EU rejects ‘reformed’ Energy Charter Treaty - ‘historic moment’ for climate action

November 25, 2022: The Council of the European Union late on November 18 failed to reach an agreement on the reforms to the controversial Energy Charter Treaty (ECT), in a moment hailed as historic by environmental lawyers. The ECT’s Investor-State Dispute Settlement (ISDS) provisions enable corporations to sue governments if they can argue that changes in law or policy reduce their profits, and there have been many cases by fossil fuel companies against regulation to reduce carbon emissions.

All 53 State Parties to the ECT were to meet on November 22 to adopt or reject the ‘modernised’ ECT, but instead the Europeans opposed having the modernisation on the agenda.

On November 24, the European Parliament called on the European Commission to propose the withdrawal of the EU from the ECT, and for the European Council to support this.

Germany, France, Spain, Netherlands, Poland, Slovenia and Luxemburg have announced their decision to withdraw from the ECT, Italy left the ECT in 2015, and other EU Member States are still considering the option of leaving the ECT.

Amandine Van Den Berghe, ClientEarth lawyer, said: “This is a historic moment in the fight to protect our planet from the fossil fuel giants whose business has been protected by the Energy Charter Treaty.

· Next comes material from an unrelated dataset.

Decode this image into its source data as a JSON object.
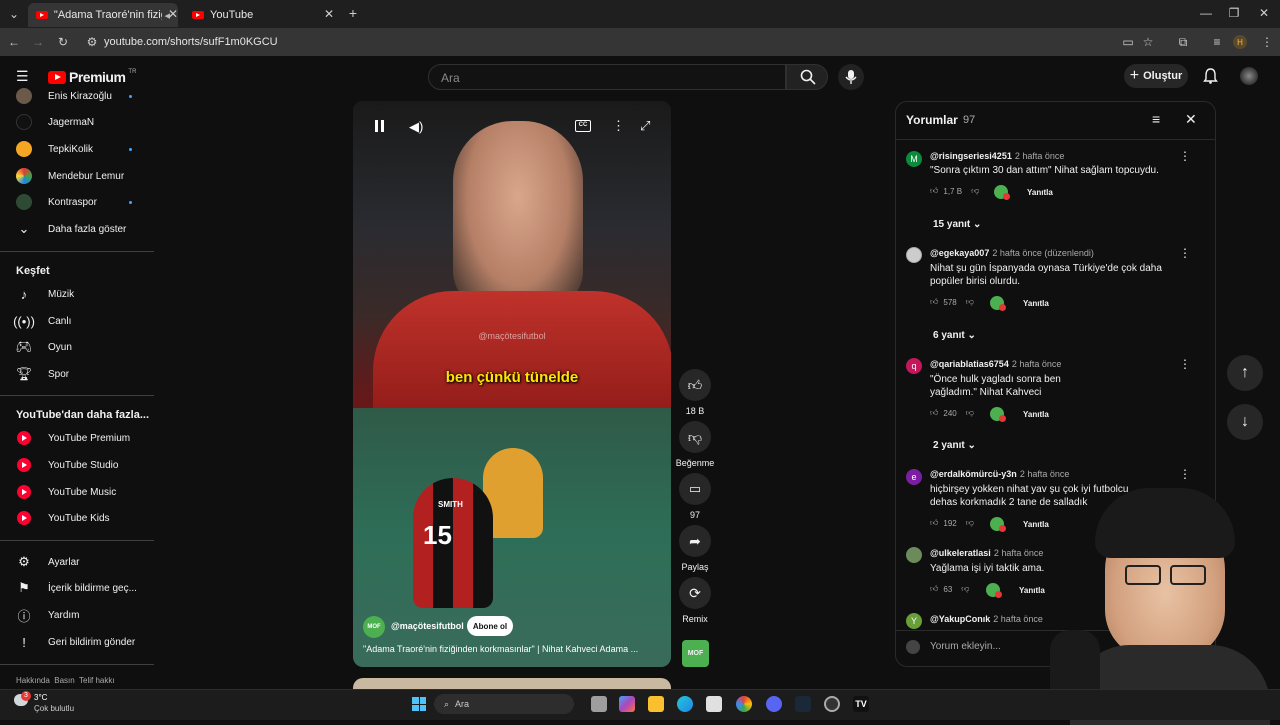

“This is a great victory, but not the end of the fight. Member states that have signalled their withdrawal, or those that have withdrawn [from the ECT], represent around 75% of the EU population: they should now pressure the Commission to urgently design a plan to leave the ECT and solve the current political and legal confusion.

“Neither the European Union nor the member states can adopt the new ECT, and they cannot remain a party to an agreement that fundamentally conflicts with EU law. The Commission is left with no choice but to propose a full EU withdrawal.

"Now Frans Timmermans is back from COP27, he must show leadership as Executive Vice-President of the Commission and do what is in the best interest of the EU’s unity and climate transition.”

ClientEarth lawyers said that the Commission must now facilitate and coordinate the departure with other member states and negotiate an internal agreement that neutralises the sunset clause – the 20-year extended effect of the ISDS provisions of the ECT.

Van Den Berghe added: “Other ECT members, such as the UK and Switzerland, must follow in the EU’s lead and quit the agreement. Staying in this outdated treaty will only make their transition harder, slower, and more expensive. The EU’s withdrawal is an opportunity for them to get out.

“The end of the ECT should be the beginning of a complete rethinking of EU’s investment policy – because yes, there are alternatives.”

Besides the ECT, there are still thousands of bilateral investment agreements with ISDS that can be used to stifle climate action.

The Australian Labor government has recently confirmed that it will exclude ISDS from all trade agreements and has a policy to negotiate to remove it from existing agreements.